We also ran three separate ROC analyses for the PFI burnout composite scale (average of all burnout items, including work exhaustion and interpersonal disengagement items), with the positive state comparison set at (1) MBI indicated high emotional exhaustion or high depersonalization, (2) burnout indicated by the West et al. method using two MBI items, and (3) the burnout indicated via the single-item burnout measure . The AUC estimates for the PFI burnout scale estimated by ROC analyses with these other measures of burnout were 0.85 (95% CI = 0.81–0.90), 0.81 (95% CI = 0.76–0.87), and 0.87 (95% CI = 0.82–0.92), respectively. The PFI burnout scale sensitivity in identifying participants who are also identified as experiencing burnout by each of these three previously published methods was 0.72, 0.72, and 0.85 respectively, using an average item score cutoff point of 1.33 or greater (scale range = 0 to 4). Specificity using the same cut-point was 0.84, 0.77, and 0.76, respectively.
Table 5 demonstrates the portion of participants identified as experiencing significant burnout by the PFI burnout scales and by the three previously published methods. Table 5 also demonstrates average differences—and Cohen’s d effect size for each average difference—in self-reported medical errors and depression between participants with and without burnout identified by each of these methods. Independent sample t tests indicated that mean group differences were statistically significant with one exception; there was no significant difference in self-reported medical error between those identified as experiencing burnout compared to those identified as not experiencing burnout via the single item self-identified burnout assessment method.
There were no significant differences in the portion of house-staff (residents or fellows) and attending physicians experiencing significant burnout, which was 41 versus 37%, respectively [χ
2 (df, 1) = 0.26; p = 0.61] using the PFI burnout scale and 50 versus 48% [χ
2 (df, 1) = 0.08; p = 0.77] using the MBI. The portion house-staff and attending physicians experiencing significant professional fulfillment was 34% for both groups.
Only seven participants (< 3%) were identified by the PFI as experiencing both professional fulfillment and burnout.
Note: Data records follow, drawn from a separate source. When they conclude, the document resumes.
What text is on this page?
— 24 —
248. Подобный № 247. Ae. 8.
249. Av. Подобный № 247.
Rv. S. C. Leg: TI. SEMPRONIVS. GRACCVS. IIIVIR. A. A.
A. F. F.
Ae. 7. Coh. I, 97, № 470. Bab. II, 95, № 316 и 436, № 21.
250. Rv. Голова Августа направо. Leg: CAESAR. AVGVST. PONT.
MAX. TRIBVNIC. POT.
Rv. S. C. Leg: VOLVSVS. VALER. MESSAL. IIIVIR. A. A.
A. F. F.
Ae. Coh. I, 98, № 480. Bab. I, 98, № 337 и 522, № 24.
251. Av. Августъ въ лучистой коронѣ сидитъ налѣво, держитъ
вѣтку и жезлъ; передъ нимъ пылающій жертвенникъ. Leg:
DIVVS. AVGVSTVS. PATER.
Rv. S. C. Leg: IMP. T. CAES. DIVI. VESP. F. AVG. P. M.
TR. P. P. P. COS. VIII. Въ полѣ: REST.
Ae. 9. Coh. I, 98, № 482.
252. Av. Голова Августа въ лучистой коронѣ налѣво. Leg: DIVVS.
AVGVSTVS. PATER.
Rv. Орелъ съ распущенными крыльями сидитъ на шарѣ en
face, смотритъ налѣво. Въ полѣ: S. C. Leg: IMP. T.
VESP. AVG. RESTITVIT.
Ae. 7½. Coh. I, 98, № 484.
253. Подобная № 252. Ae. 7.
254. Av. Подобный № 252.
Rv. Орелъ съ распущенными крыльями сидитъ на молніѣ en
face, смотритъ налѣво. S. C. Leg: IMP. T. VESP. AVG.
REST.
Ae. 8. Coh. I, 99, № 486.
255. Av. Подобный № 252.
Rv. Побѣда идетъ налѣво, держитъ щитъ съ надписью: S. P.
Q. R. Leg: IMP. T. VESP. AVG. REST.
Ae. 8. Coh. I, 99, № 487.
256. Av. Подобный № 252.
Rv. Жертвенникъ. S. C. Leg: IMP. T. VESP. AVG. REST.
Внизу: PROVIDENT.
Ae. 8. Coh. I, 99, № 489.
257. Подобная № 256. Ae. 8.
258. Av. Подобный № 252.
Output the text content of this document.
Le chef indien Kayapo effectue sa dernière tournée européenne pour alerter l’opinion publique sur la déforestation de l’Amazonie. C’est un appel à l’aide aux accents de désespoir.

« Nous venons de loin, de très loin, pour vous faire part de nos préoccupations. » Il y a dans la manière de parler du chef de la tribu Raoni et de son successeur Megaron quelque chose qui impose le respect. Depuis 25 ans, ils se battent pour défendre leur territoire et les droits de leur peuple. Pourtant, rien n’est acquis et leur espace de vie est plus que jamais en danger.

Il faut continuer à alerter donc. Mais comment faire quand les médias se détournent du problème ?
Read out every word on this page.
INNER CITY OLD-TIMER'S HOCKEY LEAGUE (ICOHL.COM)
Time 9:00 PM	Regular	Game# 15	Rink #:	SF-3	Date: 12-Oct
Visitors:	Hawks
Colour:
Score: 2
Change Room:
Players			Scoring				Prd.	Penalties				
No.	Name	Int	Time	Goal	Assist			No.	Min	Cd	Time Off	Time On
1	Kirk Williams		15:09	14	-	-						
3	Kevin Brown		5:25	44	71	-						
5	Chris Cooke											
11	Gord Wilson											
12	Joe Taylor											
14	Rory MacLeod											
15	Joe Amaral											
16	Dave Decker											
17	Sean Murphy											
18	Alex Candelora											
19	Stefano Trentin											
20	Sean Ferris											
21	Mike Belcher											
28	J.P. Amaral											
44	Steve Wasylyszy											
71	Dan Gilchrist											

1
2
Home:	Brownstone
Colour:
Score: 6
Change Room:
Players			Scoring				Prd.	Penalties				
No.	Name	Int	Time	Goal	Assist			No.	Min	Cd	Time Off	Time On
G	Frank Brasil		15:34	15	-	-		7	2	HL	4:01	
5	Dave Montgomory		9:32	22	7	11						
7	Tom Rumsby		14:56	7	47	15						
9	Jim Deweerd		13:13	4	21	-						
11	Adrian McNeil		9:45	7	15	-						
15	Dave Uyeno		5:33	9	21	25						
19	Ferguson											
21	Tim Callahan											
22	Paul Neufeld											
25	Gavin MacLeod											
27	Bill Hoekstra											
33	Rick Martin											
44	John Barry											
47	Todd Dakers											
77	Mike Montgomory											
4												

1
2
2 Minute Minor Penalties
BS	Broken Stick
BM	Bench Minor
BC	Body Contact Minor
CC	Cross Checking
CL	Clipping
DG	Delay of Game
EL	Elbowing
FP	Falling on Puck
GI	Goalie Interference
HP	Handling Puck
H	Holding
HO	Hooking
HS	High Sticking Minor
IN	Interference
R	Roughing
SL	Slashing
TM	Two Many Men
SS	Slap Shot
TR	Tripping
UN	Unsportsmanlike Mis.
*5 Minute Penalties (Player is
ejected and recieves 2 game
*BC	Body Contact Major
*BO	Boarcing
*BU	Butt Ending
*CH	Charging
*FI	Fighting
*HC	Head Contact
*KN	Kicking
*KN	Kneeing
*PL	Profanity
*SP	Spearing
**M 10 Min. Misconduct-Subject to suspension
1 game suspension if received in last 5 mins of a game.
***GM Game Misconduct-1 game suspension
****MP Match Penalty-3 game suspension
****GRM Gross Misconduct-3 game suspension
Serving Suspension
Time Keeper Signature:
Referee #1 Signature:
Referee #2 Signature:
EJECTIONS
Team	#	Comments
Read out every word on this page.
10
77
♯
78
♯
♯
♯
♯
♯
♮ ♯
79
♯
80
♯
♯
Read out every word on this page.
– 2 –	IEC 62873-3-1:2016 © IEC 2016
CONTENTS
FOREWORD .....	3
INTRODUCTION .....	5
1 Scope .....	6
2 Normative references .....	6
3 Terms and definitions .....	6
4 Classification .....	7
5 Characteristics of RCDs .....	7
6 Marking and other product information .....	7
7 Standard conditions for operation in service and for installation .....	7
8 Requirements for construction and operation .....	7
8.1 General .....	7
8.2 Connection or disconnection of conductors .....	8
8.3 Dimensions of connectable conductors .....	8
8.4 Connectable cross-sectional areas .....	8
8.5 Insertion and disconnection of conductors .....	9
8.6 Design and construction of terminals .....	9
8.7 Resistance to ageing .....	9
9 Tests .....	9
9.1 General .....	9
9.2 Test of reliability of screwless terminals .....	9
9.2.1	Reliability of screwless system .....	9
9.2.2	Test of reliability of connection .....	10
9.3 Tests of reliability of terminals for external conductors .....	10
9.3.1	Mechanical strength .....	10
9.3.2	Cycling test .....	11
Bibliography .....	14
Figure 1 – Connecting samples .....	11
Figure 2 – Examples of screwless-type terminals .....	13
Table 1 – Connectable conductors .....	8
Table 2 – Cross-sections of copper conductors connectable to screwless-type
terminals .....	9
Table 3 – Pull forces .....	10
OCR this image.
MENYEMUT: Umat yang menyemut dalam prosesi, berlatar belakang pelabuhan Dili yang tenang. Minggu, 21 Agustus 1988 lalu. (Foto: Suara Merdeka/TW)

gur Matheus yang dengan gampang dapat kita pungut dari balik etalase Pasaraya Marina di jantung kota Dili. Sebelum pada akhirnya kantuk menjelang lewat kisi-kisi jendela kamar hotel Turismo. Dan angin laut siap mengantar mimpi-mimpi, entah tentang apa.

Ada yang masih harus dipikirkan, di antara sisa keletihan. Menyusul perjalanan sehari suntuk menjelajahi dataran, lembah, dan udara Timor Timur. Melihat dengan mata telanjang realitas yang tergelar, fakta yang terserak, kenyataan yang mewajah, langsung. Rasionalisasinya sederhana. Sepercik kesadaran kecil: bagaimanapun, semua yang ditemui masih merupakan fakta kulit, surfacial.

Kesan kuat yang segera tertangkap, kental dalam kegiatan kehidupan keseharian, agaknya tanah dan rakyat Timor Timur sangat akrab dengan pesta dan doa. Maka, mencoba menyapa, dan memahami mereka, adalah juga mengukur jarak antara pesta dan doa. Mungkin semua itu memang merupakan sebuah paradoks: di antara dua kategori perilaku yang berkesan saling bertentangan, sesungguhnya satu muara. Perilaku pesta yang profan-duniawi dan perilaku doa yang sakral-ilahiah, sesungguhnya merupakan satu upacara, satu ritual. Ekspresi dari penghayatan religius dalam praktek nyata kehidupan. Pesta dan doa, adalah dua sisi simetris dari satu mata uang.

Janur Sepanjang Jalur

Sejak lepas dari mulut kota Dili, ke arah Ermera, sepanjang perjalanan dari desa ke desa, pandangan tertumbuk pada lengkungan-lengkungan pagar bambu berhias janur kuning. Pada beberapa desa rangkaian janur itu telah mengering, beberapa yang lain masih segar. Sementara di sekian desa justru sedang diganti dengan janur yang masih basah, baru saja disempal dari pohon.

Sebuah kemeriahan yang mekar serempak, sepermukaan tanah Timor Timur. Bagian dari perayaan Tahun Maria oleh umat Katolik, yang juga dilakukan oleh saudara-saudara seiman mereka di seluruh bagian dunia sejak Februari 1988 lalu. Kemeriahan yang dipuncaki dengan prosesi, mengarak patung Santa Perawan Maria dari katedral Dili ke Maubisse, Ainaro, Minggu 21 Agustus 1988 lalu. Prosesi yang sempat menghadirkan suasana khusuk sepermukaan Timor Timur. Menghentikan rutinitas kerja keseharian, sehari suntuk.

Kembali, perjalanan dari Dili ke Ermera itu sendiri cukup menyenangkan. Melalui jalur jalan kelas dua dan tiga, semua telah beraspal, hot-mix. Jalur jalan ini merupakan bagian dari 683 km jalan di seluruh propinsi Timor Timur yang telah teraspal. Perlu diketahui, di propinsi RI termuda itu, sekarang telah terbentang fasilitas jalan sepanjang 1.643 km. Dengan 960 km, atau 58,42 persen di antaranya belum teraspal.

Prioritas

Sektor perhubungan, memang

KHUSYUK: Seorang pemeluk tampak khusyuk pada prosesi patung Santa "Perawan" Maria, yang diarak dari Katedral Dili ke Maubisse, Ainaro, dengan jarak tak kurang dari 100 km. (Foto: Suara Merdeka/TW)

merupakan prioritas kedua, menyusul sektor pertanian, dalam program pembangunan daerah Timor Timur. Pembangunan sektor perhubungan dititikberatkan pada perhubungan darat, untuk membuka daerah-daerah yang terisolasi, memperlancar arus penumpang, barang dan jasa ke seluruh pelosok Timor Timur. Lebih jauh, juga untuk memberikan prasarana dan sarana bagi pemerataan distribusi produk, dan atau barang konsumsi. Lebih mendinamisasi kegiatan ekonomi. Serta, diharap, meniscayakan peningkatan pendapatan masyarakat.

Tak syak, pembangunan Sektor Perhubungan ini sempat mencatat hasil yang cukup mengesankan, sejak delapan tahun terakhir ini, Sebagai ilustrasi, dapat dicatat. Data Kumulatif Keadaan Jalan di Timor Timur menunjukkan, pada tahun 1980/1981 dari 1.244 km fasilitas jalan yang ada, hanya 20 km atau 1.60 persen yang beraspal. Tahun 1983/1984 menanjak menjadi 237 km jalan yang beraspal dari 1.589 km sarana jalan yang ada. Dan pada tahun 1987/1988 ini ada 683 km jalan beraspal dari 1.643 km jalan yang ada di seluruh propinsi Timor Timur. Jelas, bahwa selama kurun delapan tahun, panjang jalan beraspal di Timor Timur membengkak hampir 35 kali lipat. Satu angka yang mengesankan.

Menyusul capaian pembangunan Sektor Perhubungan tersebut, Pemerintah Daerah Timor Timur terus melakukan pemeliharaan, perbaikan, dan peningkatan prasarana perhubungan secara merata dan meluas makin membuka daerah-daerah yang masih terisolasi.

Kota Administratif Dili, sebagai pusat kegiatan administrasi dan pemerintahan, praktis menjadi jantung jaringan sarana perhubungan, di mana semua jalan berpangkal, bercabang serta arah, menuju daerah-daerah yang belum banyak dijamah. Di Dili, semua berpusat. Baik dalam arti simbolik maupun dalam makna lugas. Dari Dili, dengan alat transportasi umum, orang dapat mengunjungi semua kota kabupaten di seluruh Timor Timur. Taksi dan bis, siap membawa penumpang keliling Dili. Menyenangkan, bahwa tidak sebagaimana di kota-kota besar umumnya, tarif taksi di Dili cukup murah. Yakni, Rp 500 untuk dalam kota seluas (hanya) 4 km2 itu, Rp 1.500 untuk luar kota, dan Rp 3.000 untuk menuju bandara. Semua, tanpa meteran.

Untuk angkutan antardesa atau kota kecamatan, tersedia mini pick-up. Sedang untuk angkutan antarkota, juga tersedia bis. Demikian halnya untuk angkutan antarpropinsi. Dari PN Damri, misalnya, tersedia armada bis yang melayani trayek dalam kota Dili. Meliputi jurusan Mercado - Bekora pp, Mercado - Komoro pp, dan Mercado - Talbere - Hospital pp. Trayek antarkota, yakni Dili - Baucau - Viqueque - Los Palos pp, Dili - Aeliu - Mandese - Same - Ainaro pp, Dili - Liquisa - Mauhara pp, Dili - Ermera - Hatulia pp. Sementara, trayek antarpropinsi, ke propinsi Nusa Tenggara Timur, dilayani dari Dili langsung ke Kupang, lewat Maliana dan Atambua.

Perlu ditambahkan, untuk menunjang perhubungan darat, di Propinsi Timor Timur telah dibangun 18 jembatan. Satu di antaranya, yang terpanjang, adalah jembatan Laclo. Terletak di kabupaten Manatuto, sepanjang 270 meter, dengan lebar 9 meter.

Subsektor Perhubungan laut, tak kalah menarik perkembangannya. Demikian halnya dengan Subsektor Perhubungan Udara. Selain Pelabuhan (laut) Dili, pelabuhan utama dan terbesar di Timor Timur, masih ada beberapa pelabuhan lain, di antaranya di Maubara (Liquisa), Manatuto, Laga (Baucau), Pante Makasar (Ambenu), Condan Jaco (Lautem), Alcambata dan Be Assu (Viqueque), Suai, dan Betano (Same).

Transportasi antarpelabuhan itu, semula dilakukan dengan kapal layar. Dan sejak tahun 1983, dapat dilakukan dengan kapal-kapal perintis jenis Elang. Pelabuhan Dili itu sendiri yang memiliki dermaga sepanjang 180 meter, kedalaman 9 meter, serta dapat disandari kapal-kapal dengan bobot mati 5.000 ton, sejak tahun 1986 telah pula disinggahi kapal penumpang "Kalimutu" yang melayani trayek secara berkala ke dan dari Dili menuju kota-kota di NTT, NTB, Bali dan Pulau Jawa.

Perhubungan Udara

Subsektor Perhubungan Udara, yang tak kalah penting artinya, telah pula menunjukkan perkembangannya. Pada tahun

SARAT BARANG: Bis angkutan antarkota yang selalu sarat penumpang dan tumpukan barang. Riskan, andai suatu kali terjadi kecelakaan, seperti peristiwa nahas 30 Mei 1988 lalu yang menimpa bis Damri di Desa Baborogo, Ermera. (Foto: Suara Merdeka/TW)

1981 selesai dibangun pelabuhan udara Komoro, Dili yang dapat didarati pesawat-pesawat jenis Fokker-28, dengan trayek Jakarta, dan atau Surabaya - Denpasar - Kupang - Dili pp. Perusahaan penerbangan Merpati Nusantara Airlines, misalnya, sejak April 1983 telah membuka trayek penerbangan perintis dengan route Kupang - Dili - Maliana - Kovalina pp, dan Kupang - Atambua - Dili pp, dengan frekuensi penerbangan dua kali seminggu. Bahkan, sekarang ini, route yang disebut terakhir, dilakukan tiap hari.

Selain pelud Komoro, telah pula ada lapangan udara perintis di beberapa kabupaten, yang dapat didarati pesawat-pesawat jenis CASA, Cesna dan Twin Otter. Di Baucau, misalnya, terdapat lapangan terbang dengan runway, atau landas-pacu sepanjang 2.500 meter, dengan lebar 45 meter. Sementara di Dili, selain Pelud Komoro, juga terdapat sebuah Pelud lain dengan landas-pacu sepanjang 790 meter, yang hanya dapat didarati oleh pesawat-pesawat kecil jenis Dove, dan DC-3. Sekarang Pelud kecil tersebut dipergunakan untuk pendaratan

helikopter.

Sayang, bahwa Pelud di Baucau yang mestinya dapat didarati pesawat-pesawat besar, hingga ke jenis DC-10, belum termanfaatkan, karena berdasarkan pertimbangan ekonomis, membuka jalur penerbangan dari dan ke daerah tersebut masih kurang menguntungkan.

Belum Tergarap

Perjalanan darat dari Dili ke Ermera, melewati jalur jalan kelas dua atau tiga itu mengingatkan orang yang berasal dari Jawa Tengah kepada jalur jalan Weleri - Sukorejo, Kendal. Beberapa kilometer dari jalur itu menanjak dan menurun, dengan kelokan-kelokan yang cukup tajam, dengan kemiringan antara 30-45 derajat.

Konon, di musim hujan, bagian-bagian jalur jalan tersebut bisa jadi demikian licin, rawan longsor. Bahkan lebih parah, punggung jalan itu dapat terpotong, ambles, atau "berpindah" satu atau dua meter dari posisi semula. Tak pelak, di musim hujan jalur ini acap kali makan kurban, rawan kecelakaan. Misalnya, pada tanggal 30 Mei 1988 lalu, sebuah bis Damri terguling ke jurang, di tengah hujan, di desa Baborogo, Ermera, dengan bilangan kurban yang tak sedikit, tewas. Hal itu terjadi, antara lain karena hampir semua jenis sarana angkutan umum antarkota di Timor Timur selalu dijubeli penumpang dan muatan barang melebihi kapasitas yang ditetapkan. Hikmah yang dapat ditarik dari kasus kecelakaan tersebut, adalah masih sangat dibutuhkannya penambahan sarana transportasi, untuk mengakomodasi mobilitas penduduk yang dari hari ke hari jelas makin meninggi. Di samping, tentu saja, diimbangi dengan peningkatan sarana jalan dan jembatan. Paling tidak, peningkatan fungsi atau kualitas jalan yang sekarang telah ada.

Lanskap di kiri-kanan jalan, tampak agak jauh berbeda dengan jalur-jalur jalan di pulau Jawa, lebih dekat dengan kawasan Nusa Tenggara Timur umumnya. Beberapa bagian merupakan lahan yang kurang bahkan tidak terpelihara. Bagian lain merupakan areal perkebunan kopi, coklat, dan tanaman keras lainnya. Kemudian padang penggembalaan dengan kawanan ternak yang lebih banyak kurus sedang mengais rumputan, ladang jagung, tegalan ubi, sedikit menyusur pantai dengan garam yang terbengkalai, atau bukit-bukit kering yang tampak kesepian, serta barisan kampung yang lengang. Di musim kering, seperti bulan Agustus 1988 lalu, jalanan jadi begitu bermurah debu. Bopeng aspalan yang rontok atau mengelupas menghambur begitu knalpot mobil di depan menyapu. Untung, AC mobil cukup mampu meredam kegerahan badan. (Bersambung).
Of all 250 participants, 98 (39%) were identified by the PFI as experiencing burnout; 75 (30%) were identified as not experiencing burnout but also not experiencing professional fulfillment; and 77 (31%) were identified as experiencing professional fulfillment and not burnout. Figure 2 demonstrates Cohen’s d effect size (standard deviation units) differences in average WHOQOL-BREF scores between physicians who were not experiencing burnout but also not experiencing professional fulfillment compared with those who were experiencing burnout, and differences between those experiencing professional fulfillment (and not burnout)—also compared with those who were experiencing burnout.